Friday, February 19, 2016
The Trumpet of the Swan, by E. B. White, illustrated by Fred Marcellino, HarperCollins, 1970.
My first grade son and I were reading this book a few chapters a day for a class project. It is actually a rather lengthy book to read in seven day -- there were about ten pages per chapter -- but my son was enthralled. At the end of each day's reading, he would illustrate his favorite part of what he had read.
I do love this book, but it also makes me a bit sad. It is about sacrifices for love, and, although everything worked out fairly well at the end, I was still sorry for some of the things that had been given up along the way.
Nicholas St. North and the Battle of the Nightmare King, by William Joyce and Laura Geringer, Athenium Books for Young Readers, 2011.
I bought this book because my son and I love the movie The Rise of the Guardians and wanted to know more about the central characters.
What a great book, and what a great start to a series. I want more, more, MORE.

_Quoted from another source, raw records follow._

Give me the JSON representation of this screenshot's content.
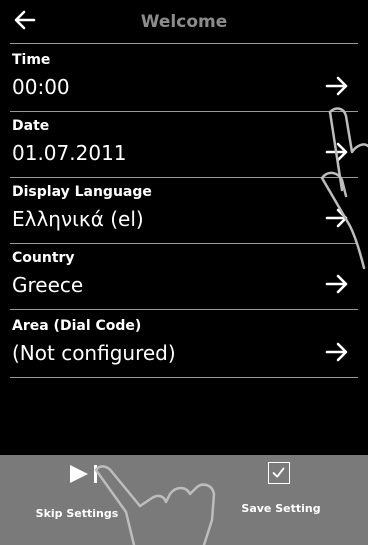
{
  "header": {
    "title": "Welcome",
    "back_icon": "arrow-left-icon"
  },
  "rows": [
    {
      "label": "Time",
      "value": "00:00"
    },
    {
      "label": "Date",
      "value": "01.07.2011"
    },
    {
      "label": "Display Language",
      "value": "Ελληνικά (el)"
    },
    {
      "label": "Country",
      "value": "Greece"
    },
    {
      "label": "Area (Dial Code)",
      "value": "(Not configured)"
    }
  ],
  "footer": {
    "skip_label": "Skip Settings",
    "save_label": "Save Setting",
    "skip_icon": "play-skip-icon",
    "save_icon": "checkbox-check-icon"
  },
  "colors": {
    "background": "#000000",
    "footer": "#7a7a7a",
    "title_text": "#8c8c8c"
  }
}
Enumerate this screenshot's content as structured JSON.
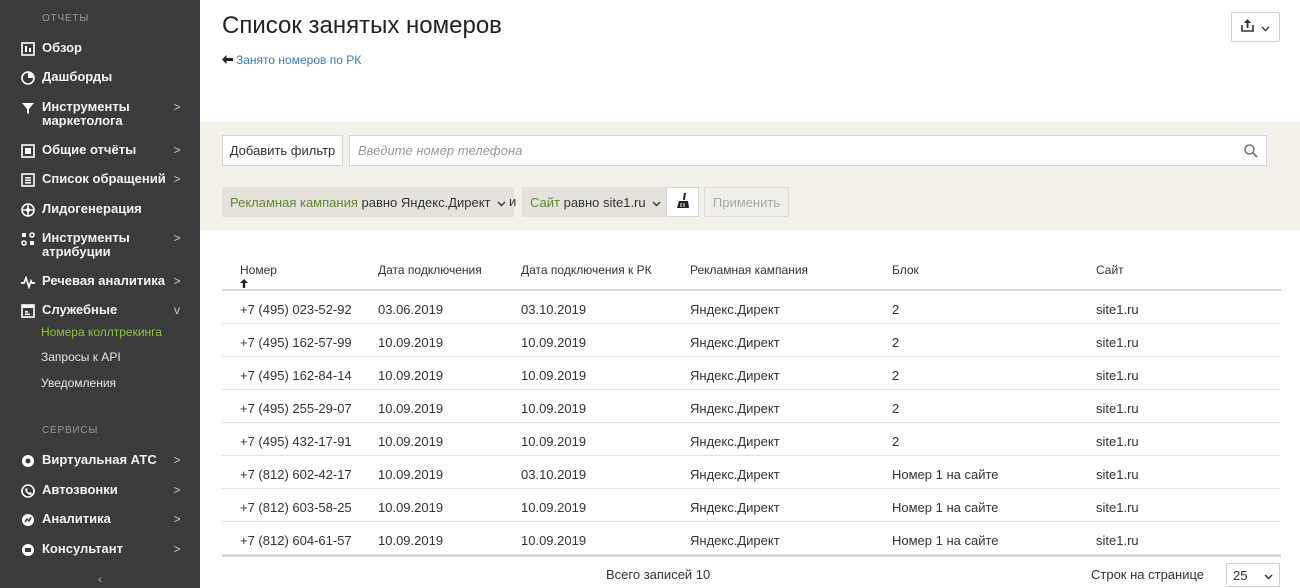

Tales of Amanda Pig, written by Jean Van Leeuwen, illustrated by Ann Schweninger, Puffin Easy-to-Read Books, 1994.
My first grade son read this book for a Literature unit on family life. He liked this book for two reasons: 1. He could read it on his own, and 2. It was funny, so he wanted to read it on his own.
And those are two very good reasons for buying a book.
The Saint in London, by Leslie Charteris, 1934.
These stories are ridiculously fun, and it is easy to see how The Saint could have paved the way for the just-on-the-right-side-of-the-law James Bond. By the way, if you had the misfortune of seeing the movie The Saint starring Val Kilmer, put that right out of your mind because these stories and that movie are in no way related.
An Object of Beauty, by Steve Martin, Hachette Books, 2010.
I liked this book. Of course, I worked (very briefly) in Art when I was in my twenties, so I understood much of it.
The book has been compared to Edith Wharton's Age of Innocence. I disagree. I see much more of another Edith Wharton book in this one: The House of Mirth. Lacey Yeager is very much like Lily Bart. Her character, while not likable, somehow still manages to engender sympathy.
One more thing, the writing is sharp and crisp and witty. After a while, I forgot that Steve Martin wrote this book and just enjoyed the writing.
Little Tree, by Loren Long, Philomel Books 2015,
Terrible alliteration (by me) aside, I have long loved Loren Long's illustrative work. This book is another excellent example of his beautiful work.
The story itself is very sweet and simple, possibly a tad too simple, or possibly just right for the readers of this book. Either way, my seven-year-old son read it on his own and had no trouble understanding the message.